Additional transformation function declarations must occur above where they are called, or you will receive an error like "failed to parse function logic: error creating conditional output: logtype1_transform/0 is not defined"

With our conditional logic writing different output to the "device_type" key, we may now differentiate the logs downstream using Virtual Sources. Your virtual source(s) will use a regex which looks for an expected type.

Example:

CODE

Custom virtual source 1:
	beatname="filebeat"\|device_type="type1"
Custom virtual source 2:
	beatname="filebeat"\|device_type="type2"

These custom virtual sources may now route to unique custom log source types in the LogRhythm SIEM. Use of the universal regex present in all Open Collector system log source types is recommended.

This method may be expanded to cover as many unique log types or FileBeat instances as are required, by expanding the if/else conditional block and using additional virtual sources and custom log source types.
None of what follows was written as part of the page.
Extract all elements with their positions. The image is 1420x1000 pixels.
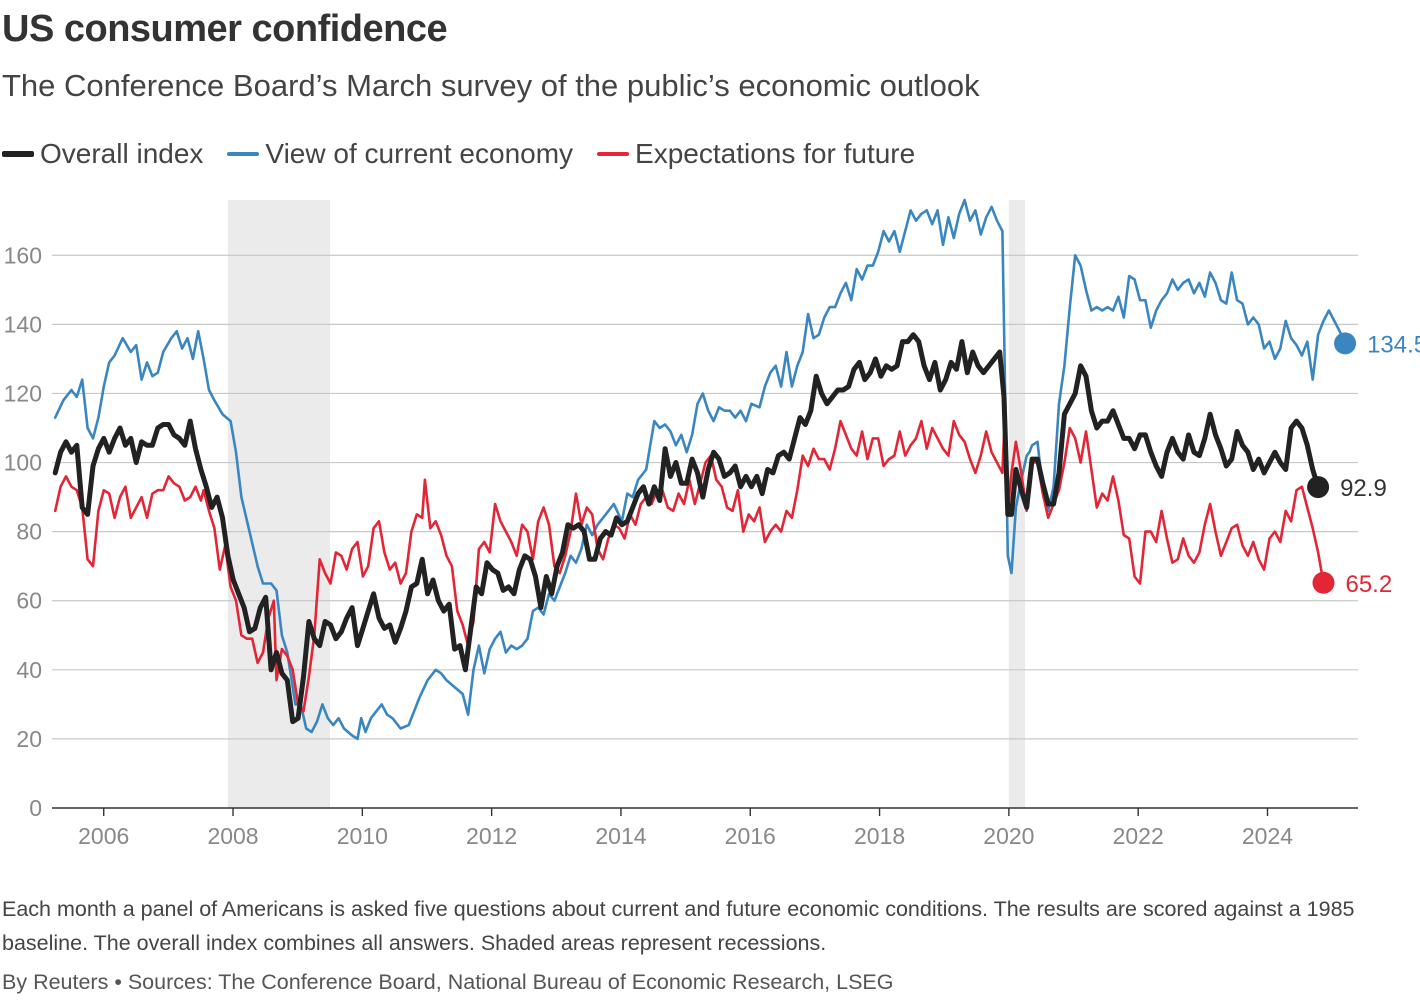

Method 2 - Multiple instances of FileBeat using multiple custom pipelines

If you wish to use multiple custom JQ pipelines to process logs from your Elastic Community Beats, you will follow the general design shown here:

This method relies on using data from the log other than the beatname to determine if a log should hit that pipeline.

Example is_filebeat1.jq for FileBeat custom pipeline 1, where a known value of '1' exists in the "identifier" key:

CODE

# is_filebeat1 checks if the data matches the filebeat1 criteria
def is_filebeat1:
    ."@metadata".beat == "filebeat" and .identifier == "1"
;

Example is_filebeat2.jq for FileBeat custom pipeline 2, where a known value of '2' exists in the "identifier" key:

CODE

# is_filebeat2 checks if the data matches the filebeat2 criteria
def is_filebeat2:
    ."@metadata".beat == "filebeat" and .identifier == "2"
;

With your transformation logic for each different pipeline writing unique output to the "device_type" key, we may now differentiate the logs downstream using Virtual Sources. Your virtual source(s) will use a regex which looks for an expected type.

Example:

CODE

Custom virtual source 1:
	beatname="filebeat"\|device_type="type1"
Custom virtual source 2:
	beatname="filebeat"\|device_type="type2"

These custom virtual sources may now route to unique custom log source types in the LogRhythm SIEM. Use of the universal regex present in all Open Collector system log source types is recommended.

This method may be expanded to cover as many unique log types or FileBeat instances as are required, by adding additional pipelines.